By Gregg Hennigan, Reporter

Downtown Iowa City and Johnson County Courthouse on Saturday, April 9, 2011. (Cliff Jette/SourceMedia Group)


By Aaron Hepker

IOWA CITY, Iowa - The question of what to do about space and security issues at the Johnson County jail and courthouse may be going to voters for the third time in two years.

And like the public in those previous two votes, the county’s supervisors are divided on the answer.

The Board of Supervisors Thursday approved four motions that could set the stage for a vote on separate jail and courthouse projects this year.

The votes do not lock the supervisors into any plan, but they were done with an eye toward sending projects to voters this year, with board Chairman Terrence Neuzil saying this week that a November election was most likely.

The board voted to seek preliminary designs for a courthouse annex and a jail annex, to negotiate terms with architecture firms to perform that work and to make preparations for a bond referendum to go to voters to fund the projects.

Janelle Rettig voted against the motions on the jail annex and election work. In doing so, she alluded to electoral defeats for a jail in 2000 and for a justice center with a new jail and court space in a single building in November 2012 and May 2013.
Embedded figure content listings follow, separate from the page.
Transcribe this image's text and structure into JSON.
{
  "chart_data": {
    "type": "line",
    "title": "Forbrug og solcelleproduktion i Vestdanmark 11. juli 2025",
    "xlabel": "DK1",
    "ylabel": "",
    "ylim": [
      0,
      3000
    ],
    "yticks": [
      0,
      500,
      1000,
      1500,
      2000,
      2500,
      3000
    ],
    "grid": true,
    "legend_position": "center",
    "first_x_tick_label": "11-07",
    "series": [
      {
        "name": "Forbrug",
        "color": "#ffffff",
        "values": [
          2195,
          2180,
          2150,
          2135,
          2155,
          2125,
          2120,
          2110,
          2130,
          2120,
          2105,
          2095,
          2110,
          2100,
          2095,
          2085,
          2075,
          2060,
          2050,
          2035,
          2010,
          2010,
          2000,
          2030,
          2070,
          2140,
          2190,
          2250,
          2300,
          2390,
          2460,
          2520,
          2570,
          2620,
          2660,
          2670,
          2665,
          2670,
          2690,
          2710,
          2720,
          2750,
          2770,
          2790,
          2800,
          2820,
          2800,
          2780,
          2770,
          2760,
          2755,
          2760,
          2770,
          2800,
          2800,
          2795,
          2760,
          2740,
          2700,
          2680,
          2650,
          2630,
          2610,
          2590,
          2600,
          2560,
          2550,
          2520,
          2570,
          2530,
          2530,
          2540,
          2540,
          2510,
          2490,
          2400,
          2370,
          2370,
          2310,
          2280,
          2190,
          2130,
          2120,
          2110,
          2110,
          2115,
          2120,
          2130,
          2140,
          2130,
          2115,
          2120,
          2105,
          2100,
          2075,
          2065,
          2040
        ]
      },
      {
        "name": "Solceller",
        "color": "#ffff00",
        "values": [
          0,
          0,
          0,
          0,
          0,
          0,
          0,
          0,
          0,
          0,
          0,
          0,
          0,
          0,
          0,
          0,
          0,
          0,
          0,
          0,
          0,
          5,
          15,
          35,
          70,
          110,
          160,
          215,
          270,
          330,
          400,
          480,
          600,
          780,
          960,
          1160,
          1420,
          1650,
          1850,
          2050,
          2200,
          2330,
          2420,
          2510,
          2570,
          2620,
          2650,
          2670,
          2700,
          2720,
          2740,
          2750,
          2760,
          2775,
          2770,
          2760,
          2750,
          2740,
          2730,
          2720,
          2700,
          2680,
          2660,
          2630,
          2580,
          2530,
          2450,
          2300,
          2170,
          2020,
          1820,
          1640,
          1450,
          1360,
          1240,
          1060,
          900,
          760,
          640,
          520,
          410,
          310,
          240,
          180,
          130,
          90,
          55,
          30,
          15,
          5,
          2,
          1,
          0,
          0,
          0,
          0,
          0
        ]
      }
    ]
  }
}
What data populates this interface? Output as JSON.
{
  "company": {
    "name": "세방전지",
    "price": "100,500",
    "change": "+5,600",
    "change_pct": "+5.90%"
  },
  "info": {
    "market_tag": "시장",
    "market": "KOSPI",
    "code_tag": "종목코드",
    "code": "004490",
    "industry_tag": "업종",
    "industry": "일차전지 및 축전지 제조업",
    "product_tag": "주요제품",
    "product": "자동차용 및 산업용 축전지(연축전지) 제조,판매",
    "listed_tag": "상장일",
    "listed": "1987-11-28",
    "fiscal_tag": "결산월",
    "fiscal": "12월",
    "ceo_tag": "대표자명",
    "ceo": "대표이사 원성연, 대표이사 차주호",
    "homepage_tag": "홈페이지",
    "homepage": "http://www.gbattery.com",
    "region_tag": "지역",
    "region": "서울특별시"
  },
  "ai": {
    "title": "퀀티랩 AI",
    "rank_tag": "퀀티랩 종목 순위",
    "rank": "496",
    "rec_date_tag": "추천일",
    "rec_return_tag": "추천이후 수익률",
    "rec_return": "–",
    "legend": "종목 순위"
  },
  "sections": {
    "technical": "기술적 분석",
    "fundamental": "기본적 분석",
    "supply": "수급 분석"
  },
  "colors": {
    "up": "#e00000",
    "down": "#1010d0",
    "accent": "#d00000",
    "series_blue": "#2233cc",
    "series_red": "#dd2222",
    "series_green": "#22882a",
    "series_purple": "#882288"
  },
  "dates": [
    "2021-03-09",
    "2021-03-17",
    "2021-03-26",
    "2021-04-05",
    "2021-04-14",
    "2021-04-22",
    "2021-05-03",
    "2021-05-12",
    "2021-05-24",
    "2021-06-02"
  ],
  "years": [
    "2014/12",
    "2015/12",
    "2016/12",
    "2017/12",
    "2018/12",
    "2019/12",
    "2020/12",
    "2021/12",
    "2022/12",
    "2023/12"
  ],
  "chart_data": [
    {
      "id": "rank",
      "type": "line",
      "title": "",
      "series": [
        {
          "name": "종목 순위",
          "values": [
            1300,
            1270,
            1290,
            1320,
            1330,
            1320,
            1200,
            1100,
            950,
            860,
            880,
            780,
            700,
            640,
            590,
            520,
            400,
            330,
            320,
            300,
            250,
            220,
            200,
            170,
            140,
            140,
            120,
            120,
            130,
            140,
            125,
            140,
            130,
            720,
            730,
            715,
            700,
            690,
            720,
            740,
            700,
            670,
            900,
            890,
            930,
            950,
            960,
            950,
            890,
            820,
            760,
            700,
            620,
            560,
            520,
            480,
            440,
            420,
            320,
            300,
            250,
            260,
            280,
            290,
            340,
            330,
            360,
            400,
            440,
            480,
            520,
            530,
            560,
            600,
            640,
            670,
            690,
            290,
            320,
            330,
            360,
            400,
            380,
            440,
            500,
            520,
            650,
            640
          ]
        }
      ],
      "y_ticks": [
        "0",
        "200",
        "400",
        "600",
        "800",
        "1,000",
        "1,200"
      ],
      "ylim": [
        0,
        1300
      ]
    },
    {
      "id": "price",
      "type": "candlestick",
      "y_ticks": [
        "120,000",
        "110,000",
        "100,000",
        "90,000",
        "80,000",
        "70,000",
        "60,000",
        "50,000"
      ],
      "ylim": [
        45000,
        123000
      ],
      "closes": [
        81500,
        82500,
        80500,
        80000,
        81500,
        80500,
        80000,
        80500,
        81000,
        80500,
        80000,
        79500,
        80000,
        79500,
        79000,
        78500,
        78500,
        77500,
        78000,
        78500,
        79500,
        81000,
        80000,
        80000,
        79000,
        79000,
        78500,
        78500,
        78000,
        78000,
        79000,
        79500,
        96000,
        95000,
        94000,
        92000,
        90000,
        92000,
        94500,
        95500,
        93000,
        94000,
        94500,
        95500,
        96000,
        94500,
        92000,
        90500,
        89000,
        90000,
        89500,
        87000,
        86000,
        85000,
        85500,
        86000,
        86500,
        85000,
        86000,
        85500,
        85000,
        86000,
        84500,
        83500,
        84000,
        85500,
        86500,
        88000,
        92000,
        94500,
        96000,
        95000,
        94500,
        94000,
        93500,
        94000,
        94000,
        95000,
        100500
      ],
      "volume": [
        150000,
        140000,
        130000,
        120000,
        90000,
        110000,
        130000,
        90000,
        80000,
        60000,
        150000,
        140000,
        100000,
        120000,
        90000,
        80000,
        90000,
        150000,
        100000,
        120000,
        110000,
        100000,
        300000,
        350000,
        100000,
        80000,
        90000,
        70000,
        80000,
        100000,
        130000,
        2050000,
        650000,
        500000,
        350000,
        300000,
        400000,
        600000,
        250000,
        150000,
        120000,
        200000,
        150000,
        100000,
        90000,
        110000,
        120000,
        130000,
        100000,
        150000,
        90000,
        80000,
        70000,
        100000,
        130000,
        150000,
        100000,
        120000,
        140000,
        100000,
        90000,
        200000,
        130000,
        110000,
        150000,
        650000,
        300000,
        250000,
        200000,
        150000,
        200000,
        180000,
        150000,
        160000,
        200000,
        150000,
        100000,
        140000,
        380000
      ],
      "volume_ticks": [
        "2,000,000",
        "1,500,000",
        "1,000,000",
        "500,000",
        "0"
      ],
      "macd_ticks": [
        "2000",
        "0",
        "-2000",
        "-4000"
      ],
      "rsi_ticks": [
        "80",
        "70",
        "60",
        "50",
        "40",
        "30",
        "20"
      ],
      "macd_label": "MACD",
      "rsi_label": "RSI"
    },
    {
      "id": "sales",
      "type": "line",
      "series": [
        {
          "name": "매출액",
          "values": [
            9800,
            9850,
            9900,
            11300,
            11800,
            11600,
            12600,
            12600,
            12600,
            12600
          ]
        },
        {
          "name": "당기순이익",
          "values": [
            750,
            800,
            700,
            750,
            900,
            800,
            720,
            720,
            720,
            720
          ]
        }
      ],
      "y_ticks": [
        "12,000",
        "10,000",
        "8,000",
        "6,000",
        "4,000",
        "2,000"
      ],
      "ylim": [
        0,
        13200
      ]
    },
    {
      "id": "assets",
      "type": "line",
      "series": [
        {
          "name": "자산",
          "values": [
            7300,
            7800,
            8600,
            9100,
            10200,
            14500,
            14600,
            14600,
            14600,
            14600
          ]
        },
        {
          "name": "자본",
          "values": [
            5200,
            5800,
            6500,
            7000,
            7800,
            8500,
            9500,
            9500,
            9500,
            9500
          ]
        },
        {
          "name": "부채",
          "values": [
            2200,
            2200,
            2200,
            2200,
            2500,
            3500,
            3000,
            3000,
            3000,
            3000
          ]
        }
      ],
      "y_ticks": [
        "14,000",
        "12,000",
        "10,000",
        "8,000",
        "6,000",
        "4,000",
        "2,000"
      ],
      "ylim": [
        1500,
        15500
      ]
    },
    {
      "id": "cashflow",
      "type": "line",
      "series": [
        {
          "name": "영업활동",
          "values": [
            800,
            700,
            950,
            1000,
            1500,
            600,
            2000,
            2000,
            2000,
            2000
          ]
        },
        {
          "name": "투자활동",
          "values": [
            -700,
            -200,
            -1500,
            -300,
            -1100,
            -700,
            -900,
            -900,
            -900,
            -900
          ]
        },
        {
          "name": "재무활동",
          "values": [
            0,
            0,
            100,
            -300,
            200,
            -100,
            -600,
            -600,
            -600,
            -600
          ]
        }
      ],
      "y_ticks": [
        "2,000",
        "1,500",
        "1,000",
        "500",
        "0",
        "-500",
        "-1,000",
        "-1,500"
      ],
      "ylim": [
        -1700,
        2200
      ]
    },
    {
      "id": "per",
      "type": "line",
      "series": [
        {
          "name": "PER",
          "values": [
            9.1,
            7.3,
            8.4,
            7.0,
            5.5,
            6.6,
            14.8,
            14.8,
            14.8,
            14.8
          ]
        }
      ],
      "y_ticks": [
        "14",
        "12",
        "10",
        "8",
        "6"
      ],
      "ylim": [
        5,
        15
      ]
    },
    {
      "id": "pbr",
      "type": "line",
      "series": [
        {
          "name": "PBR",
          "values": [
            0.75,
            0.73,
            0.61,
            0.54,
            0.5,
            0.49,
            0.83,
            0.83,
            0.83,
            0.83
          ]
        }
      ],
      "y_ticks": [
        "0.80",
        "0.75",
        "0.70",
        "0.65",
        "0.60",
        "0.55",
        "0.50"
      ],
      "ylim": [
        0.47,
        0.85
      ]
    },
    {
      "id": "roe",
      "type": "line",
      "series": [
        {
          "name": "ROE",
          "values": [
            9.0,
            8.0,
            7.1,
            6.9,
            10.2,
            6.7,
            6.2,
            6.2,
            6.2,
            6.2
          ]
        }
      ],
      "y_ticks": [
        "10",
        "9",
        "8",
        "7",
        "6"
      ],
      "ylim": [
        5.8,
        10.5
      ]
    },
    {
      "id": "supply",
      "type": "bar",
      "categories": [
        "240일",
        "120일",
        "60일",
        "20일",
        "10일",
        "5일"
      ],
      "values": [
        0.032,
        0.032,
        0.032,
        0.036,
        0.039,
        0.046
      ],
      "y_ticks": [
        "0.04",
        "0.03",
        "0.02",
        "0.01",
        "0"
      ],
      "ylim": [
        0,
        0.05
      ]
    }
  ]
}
Much of the opposition to the justice center focused on the jail.

“I think the voters have weighed in on the jail three times now,” Rettig said, “and a hundred beds and a brand-new building is not what I was interested in. I’m interested in remodeling the current jail and adding on to it.”

Supervisors Pat Harney and Rod Sullivan didn’t give their full endorsements of the jail annex. But Sullivan said they needed to get the design plan to answer questions about what to do.

Harney said the preliminary proposal of 100 jail beds in a building across the street from the current 92-bed jail would not adequately meet the long-term needs of the county.

“I don’t like this,” he said. “I think we are actually negligent in what we have to do with the jail and the prisoners.”

The current thinking for the courthouse annex is to have up to six courtrooms in a building to the south of the courthouse.

The existing courthouse and jail are overcrowded and officials say each has security problems.

The motions say the estimated costs could not exceed $25.5 million for the courthouse annex and $24 million for the jail facility.

The board voted to negotiate amending its contract with Venture Architects and Neumann Monson Architects, which worked on the justice center project, to have them prepare the design plans. The fees for that work are to be determined.

The board is interested in having the jail and courthouse projects as separate items on the same ballot.

Neuzil said plans for the projects and the election could change based on the information provided in the design process.